Question

Using a graph paper, draw a histogram and estimate the mode for the following frequency distribution: [3] Class interval 0 – 10 10 – 20 20 – 30 30 – 40 40 – 50 50 – 60 Frequency 2 8 10 5 4 3

Answer 1

The mode for the given data is 20.86.

Step-by-step explanation:

We are given with the following frequency distribution data;

        Class Interval                            Frequency (f)

              0 - 10                                            2

             10 - 20                                           8

             20 - 30                                         10

             30 - 40                                          5

             40 - 50                                          4

             50 - 60                                          3

Firstly, it is clear from the data that the highest frequency is 10, this means that the modal class of our data is 20 - 30.

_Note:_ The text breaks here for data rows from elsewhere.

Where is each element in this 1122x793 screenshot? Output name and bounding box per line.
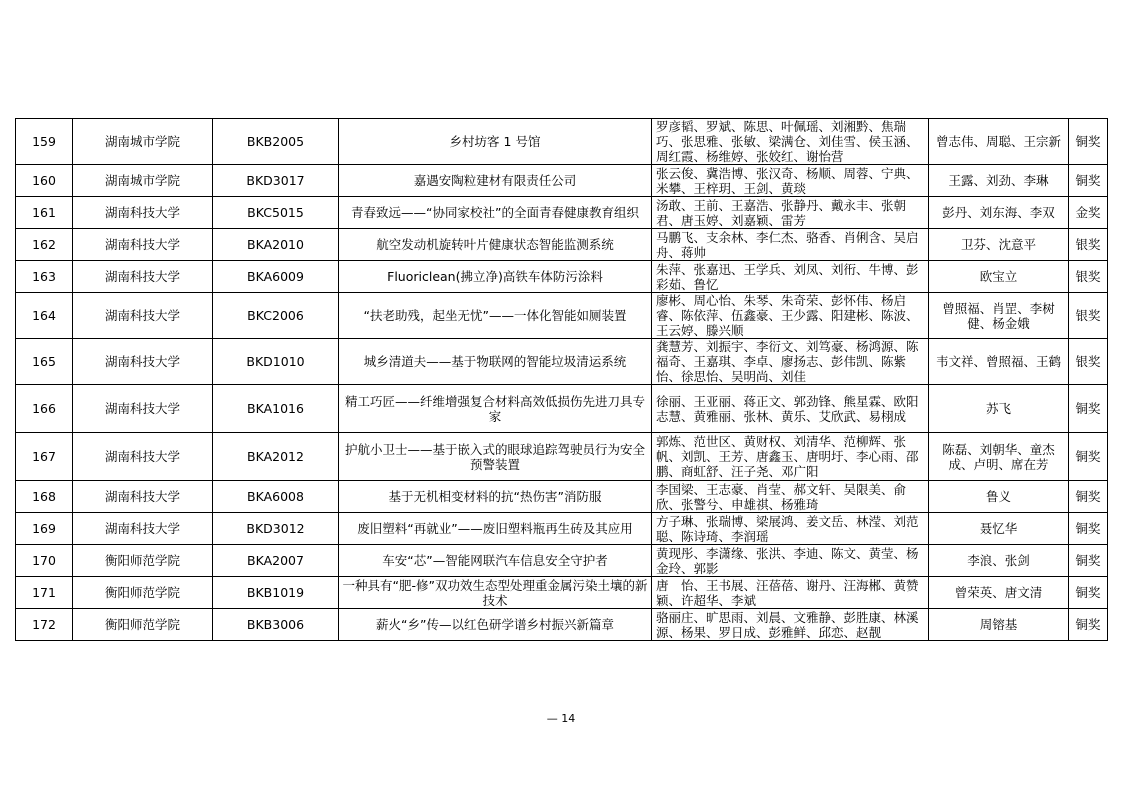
advisors: 韦文祥、曾照福、王鹤 [929, 339, 1069, 385]
project-title: 车安“芯”—智能网联汽车信息安全守护者 [339, 545, 652, 577]
school-name: 湖南科技大学 [73, 261, 213, 293]
advisors: 陈磊、刘朝华、童杰成、卢明、席在芳 [929, 433, 1069, 481]
team-members: 朱萍、张嘉迅、王学兵、刘凤、刘衎、牛博、彭彩茹、鲁忆 [652, 261, 929, 293]
school-name: 湖南科技大学 [73, 433, 213, 481]
row-number: 160 [16, 165, 73, 197]
table-row [16, 545, 1108, 577]
team-members: 马鹏飞、支余林、李仁杰、骆香、肖俐含、吴启舟、蒋帅 [652, 229, 929, 261]
advisors: 曾志伟、周聪、王宗新 [929, 119, 1069, 165]
table-row [16, 513, 1108, 545]
school-name: 衡阳师范学院 [73, 545, 213, 577]
row-number: 159 [16, 119, 73, 165]
advisors: 卫芬、沈意平 [929, 229, 1069, 261]
project-title: Fluoriclean(拂立净)高铁车体防污涂料 [339, 261, 652, 293]
project-code: BKB3006 [213, 609, 339, 641]
award-level: 铜奖 [1069, 481, 1108, 513]
project-code: BKD1010 [213, 339, 339, 385]
project-title: 废旧塑料“再就业”——废旧塑料瓶再生砖及其应用 [339, 513, 652, 545]
project-code: BKB1019 [213, 577, 339, 609]
award-level: 铜奖 [1069, 165, 1108, 197]
team-members: 汤敢、王前、王嘉浩、张静丹、戴永丰、张朝君、唐玉婷、刘嘉颖、雷芳 [652, 197, 929, 229]
table-row [16, 609, 1108, 641]
project-code: BKD3017 [213, 165, 339, 197]
row-number: 172 [16, 609, 73, 641]
project-code: BKA2007 [213, 545, 339, 577]
row-number: 162 [16, 229, 73, 261]
award-level: 银奖 [1069, 293, 1108, 339]
advisors: 欧宝立 [929, 261, 1069, 293]
school-name: 衡阳师范学院 [73, 577, 213, 609]
school-name: 湖南城市学院 [73, 165, 213, 197]
table-row [16, 293, 1108, 339]
page-number: — 14 [546, 712, 576, 725]
team-members: 徐丽、王亚丽、蒋正文、郭劲锋、熊星霖、欧阳志慧、黄雅丽、张林、黄乐、艾欣武、易栩成 [652, 385, 929, 433]
row-number: 161 [16, 197, 73, 229]
project-title: 基于无机相变材料的抗“热伤害”消防服 [339, 481, 652, 513]
project-code: BKB2005 [213, 119, 339, 165]
award-level: 铜奖 [1069, 545, 1108, 577]
project-code: BKA1016 [213, 385, 339, 433]
team-members: 黄现彤、李潇缘、张洪、李迪、陈文、黄莹、杨金玲、郭影 [652, 545, 929, 577]
project-title: 一种具有“肥-修”双功效生态型处理重金属污染土壤的新技术 [339, 577, 652, 609]
table-row [16, 385, 1108, 433]
advisors: 曾照福、肖罡、李树健、杨金娥 [929, 293, 1069, 339]
row-number: 169 [16, 513, 73, 545]
school-name: 湖南科技大学 [73, 229, 213, 261]
row-number: 171 [16, 577, 73, 609]
team-members: 罗彦韬、罗斌、陈思、叶佩瑶、刘湘黔、焦瑞巧、张思雅、张敏、梁满仓、刘佳雪、侯玉涵、周红霞、杨维婷、张姣红、谢怡营 [652, 119, 929, 165]
school-name: 湖南城市学院 [73, 119, 213, 165]
team-members: 郭炼、范世区、黄财权、刘清华、范柳辉、张帆、刘凯、王芳、唐鑫玉、唐明圩、李心雨、邵鹏、商虹舒、汪子尧、邓广阳 [652, 433, 929, 481]
project-code: BKA2012 [213, 433, 339, 481]
table-row [16, 339, 1108, 385]
advisors: 彭丹、刘东海、李双 [929, 197, 1069, 229]
school-name: 湖南科技大学 [73, 385, 213, 433]
advisors: 曾荣英、唐文清 [929, 577, 1069, 609]
project-title: 青春致远——“协同家校社”的全面青春健康教育组织 [339, 197, 652, 229]
table-row [16, 433, 1108, 481]
project-title: 航空发动机旋转叶片健康状态智能监测系统 [339, 229, 652, 261]
award-level: 银奖 [1069, 229, 1108, 261]
award-level: 铜奖 [1069, 609, 1108, 641]
team-members: 李国梁、王志豪、肖莹、郝文轩、吴限美、俞欣、张警兮、申雄祺、杨雅琦 [652, 481, 929, 513]
table-row [16, 577, 1108, 609]
project-title: “扶老助残，起坐无忧”——一体化智能如厕装置 [339, 293, 652, 339]
advisors: 鲁义 [929, 481, 1069, 513]
project-title: 薪火“乡”传—以红色研学谱乡村振兴新篇章 [339, 609, 652, 641]
project-code: BKD3012 [213, 513, 339, 545]
school-name: 衡阳师范学院 [73, 609, 213, 641]
project-code: BKA6008 [213, 481, 339, 513]
school-name: 湖南科技大学 [73, 197, 213, 229]
table-row [16, 197, 1108, 229]
row-number: 165 [16, 339, 73, 385]
advisors: 王露、刘劲、李琳 [929, 165, 1069, 197]
row-number: 166 [16, 385, 73, 433]
team-members: 方子琳、张瑞博、梁展鸿、姜文岳、林滢、刘范聪、陈诗琦、李润瑶 [652, 513, 929, 545]
table-row [16, 165, 1108, 197]
row-number: 167 [16, 433, 73, 481]
awards-table-body [16, 119, 1108, 641]
team-members: 张云俊、冀浩博、张汉奇、杨顺、周蓉、宁典、米攀、王梓玥、王剑、黄琰 [652, 165, 929, 197]
team-members: 骆丽庄、旷思雨、刘晨、文雅静、彭胜康、林溪源、杨果、罗日成、彭雅鲜、邱恋、赵靓 [652, 609, 929, 641]
project-code: BKA6009 [213, 261, 339, 293]
award-level: 银奖 [1069, 339, 1108, 385]
advisors: 周镕基 [929, 609, 1069, 641]
award-level: 银奖 [1069, 261, 1108, 293]
table-row [16, 481, 1108, 513]
project-code: BKC5015 [213, 197, 339, 229]
team-members: 廖彬、周心怡、朱琴、朱奇荣、彭怀伟、杨启睿、陈依萍、伍鑫豪、王少露、阳建彬、陈波、王云婷、滕兴顺 [652, 293, 929, 339]
school-name: 湖南科技大学 [73, 293, 213, 339]
row-number: 168 [16, 481, 73, 513]
award-level: 铜奖 [1069, 433, 1108, 481]
advisors: 苏飞 [929, 385, 1069, 433]
award-level: 金奖 [1069, 197, 1108, 229]
school-name: 湖南科技大学 [73, 339, 213, 385]
advisors: 聂忆华 [929, 513, 1069, 545]
row-number: 164 [16, 293, 73, 339]
project-title: 嘉遇安陶粒建材有限责任公司 [339, 165, 652, 197]
awards-table [15, 118, 1108, 641]
team-members: 唐 怡、王书展、汪蓓蓓、谢丹、汪海郴、黄赞颖、许超华、李斌 [652, 577, 929, 609]
project-code: BKA2010 [213, 229, 339, 261]
table-row [16, 119, 1108, 165]
school-name: 湖南科技大学 [73, 513, 213, 545]
school-name: 湖南科技大学 [73, 481, 213, 513]
project-title: 精工巧匠——纤维增强复合材料高效低损伤先进刀具专家 [339, 385, 652, 433]
row-number: 170 [16, 545, 73, 577]
award-level: 铜奖 [1069, 513, 1108, 545]
project-title: 乡村坊客 1 号馆 [339, 119, 652, 165]
project-code: BKC2006 [213, 293, 339, 339]
team-members: 龚慧芳、刘振宇、李衍文、刘笃豪、杨鸿源、陈福奇、王嘉琪、李卓、廖扬志、彭伟凯、陈紫怡、徐思怡、吴明尚、刘佳 [652, 339, 929, 385]
table-row [16, 229, 1108, 261]
award-level: 铜奖 [1069, 385, 1108, 433]
project-title: 护航小卫士——基于嵌入式的眼球追踪驾驶员行为安全预警装置 [339, 433, 652, 481]
project-title: 城乡清道夫——基于物联网的智能垃圾清运系统 [339, 339, 652, 385]
advisors: 李浪、张剑 [929, 545, 1069, 577]
row-number: 163 [16, 261, 73, 293]
table-row [16, 261, 1108, 293]
award-level: 铜奖 [1069, 119, 1108, 165]
award-level: 铜奖 [1069, 577, 1108, 609]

Now, the formula for finding the mode of any grouped frequency distribution is given by;

               Mode  =  $x_L+\frac{f_m-f_m_-_1}{(f_m-f_m_-_1)+(f_m-f_m_+_1)} \times h$

where, $x_L$ = lower limit of the modal class = 20

            $f_m$ = frequency of the modal class = 10

            $f_m_-_1$ = frequency just above the modal class = 8

           $f_m_+_1$ = frequency just below the modal class = 5

               h = width of the class interval = 10

So, Mode  =  $20+\frac{10-8}{(10-8)+(10-5)} \times 10$

                 =  $20+\frac{2}{2+5} \times 10$

                 =  20 + 2.86 = 20.86 ≈ 21.

Hence, the mode for the given frequency distribution is 20.86.